Un calcio al pallone, uno alla sfortuna. Se la ricorderà per un pezzo, Fabio Quagliarella, la serata di Stamford Bridge. Rimonta Juve da 0-2 a 2-2 contro il Chelsea campioni d'Europa in carica, un'impresa da lode. E per l'attaccante napoletano, autore del goal del pari, il ritorno in auge dopo mesi di sofferenza.

"A chi dedico la rete? A me stesso - dice l'ex napoletano dopo la gara con i 'Blues' - Solo io so quello che ho passato, dall'infortunio contro il Parma (gennaio 2011, ndr) in poi. Mi sento al massimo della forma da qualche tempo, ma se non gioco non posso dimostrarlo". 

E quella corsa verso la panchina ad abbracciare Carrera... "In realtà volevo andare da Storari. Ma mi ha fatto piacere, il mister è uno che soffre con noi".    

A fine match ha parlato anche il cileno Arturo Vidal, autore della rete del parziale 1-2. Lo chiamano 'Guerriero', ora si comprende perché: uno che gioca fino alla fine e segna pure un goal dopo essere stato azzoppato da un avversario se lo merita. "Sono felice per la squadra.
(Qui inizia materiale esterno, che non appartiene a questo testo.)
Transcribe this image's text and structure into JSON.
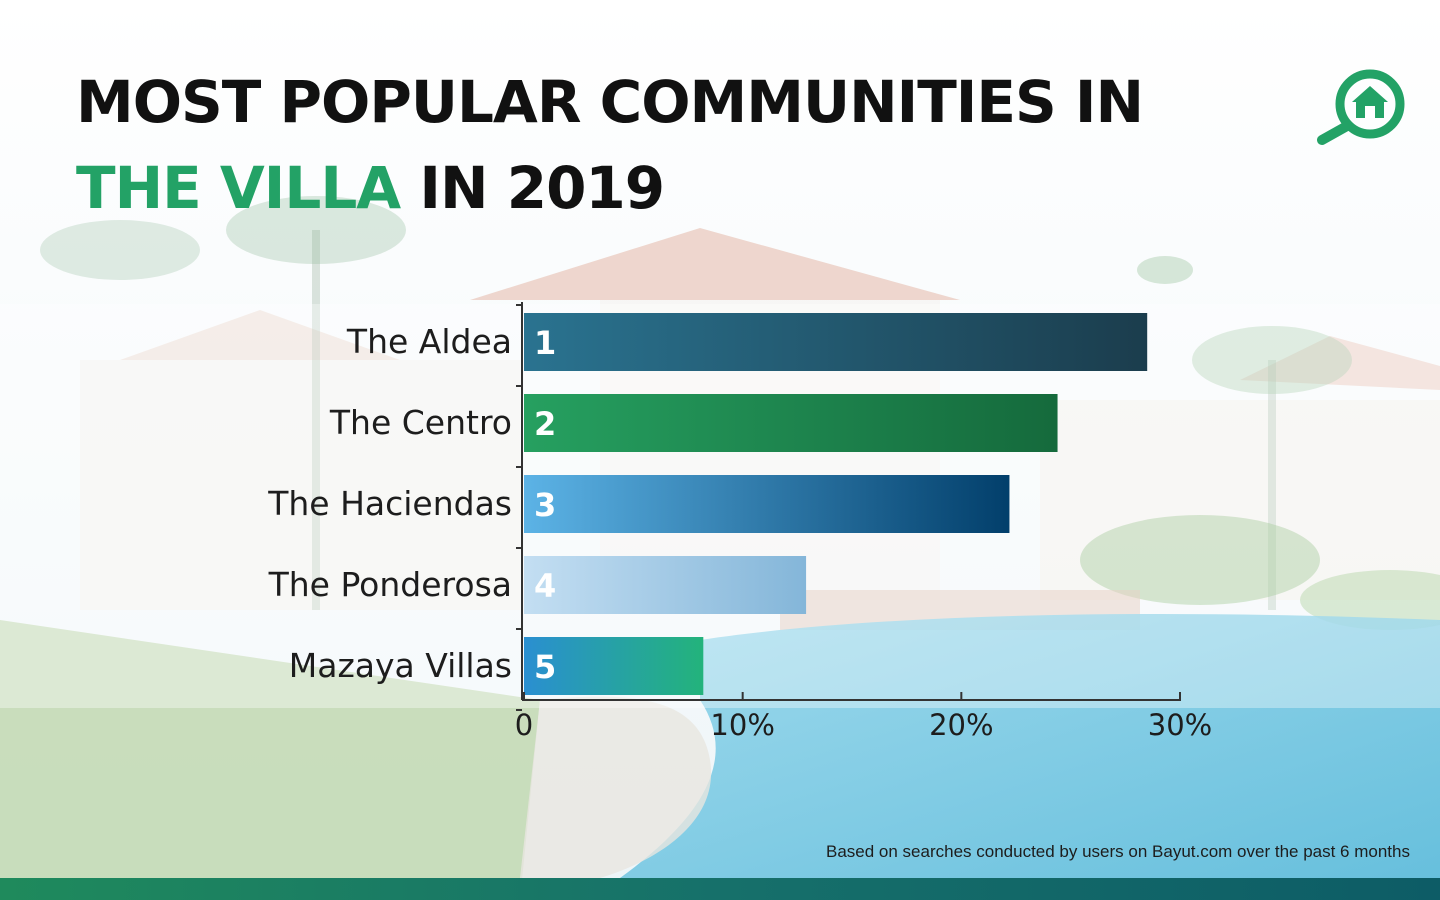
{
  "title": {
    "line1": "MOST POPULAR COMMUNITIES IN",
    "line2_accent": "THE VILLA",
    "line2_rest": " IN 2019"
  },
  "logo_icon": "magnifier-house-icon",
  "colors": {
    "accent_green": "#23a266",
    "bottom_bar": "#16706a"
  },
  "chart_data": {
    "type": "bar",
    "orientation": "horizontal",
    "categories": [
      "The Aldea",
      "The Centro",
      "The Haciendas",
      "The Ponderosa",
      "Mazaya Villas"
    ],
    "ranks": [
      "1",
      "2",
      "3",
      "4",
      "5"
    ],
    "values": [
      28.5,
      24.4,
      22.2,
      12.9,
      8.2
    ],
    "bar_colors": [
      [
        "#2a7390",
        "#1b3d4d"
      ],
      [
        "#26a060",
        "#156a3c"
      ],
      [
        "#5cb3e6",
        "#023f6b"
      ],
      [
        "#c3def2",
        "#84b6d9"
      ],
      [
        "#2a8fd1",
        "#23b37b"
      ]
    ],
    "xlim": [
      0,
      30
    ],
    "xticks": [
      0,
      10,
      20,
      30
    ],
    "xtick_labels": [
      "0",
      "10%",
      "20%",
      "30%"
    ],
    "grid": false
  },
  "footnote": "Based on searches conducted by users on Bayut.com over the past 6 months"
}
Ora sto bene, nei prossimi giorni parlerò con i medici per capire se col Chievo potrò scendere in campo".

E se Stephan Lichtsteiner parla di "grande prova di carattere", Gigi Buffon lo segue a ruota: "E' vero, abbiamo dimostrato di averne molto. Per questo anche sullo 0-2 avevo buone sensazioni. Ma col Chelsea non dev'essere un episodio sporadico: ora dobbiamo avere continuità, la differenza tra squadre forti e meno forti sta in questo".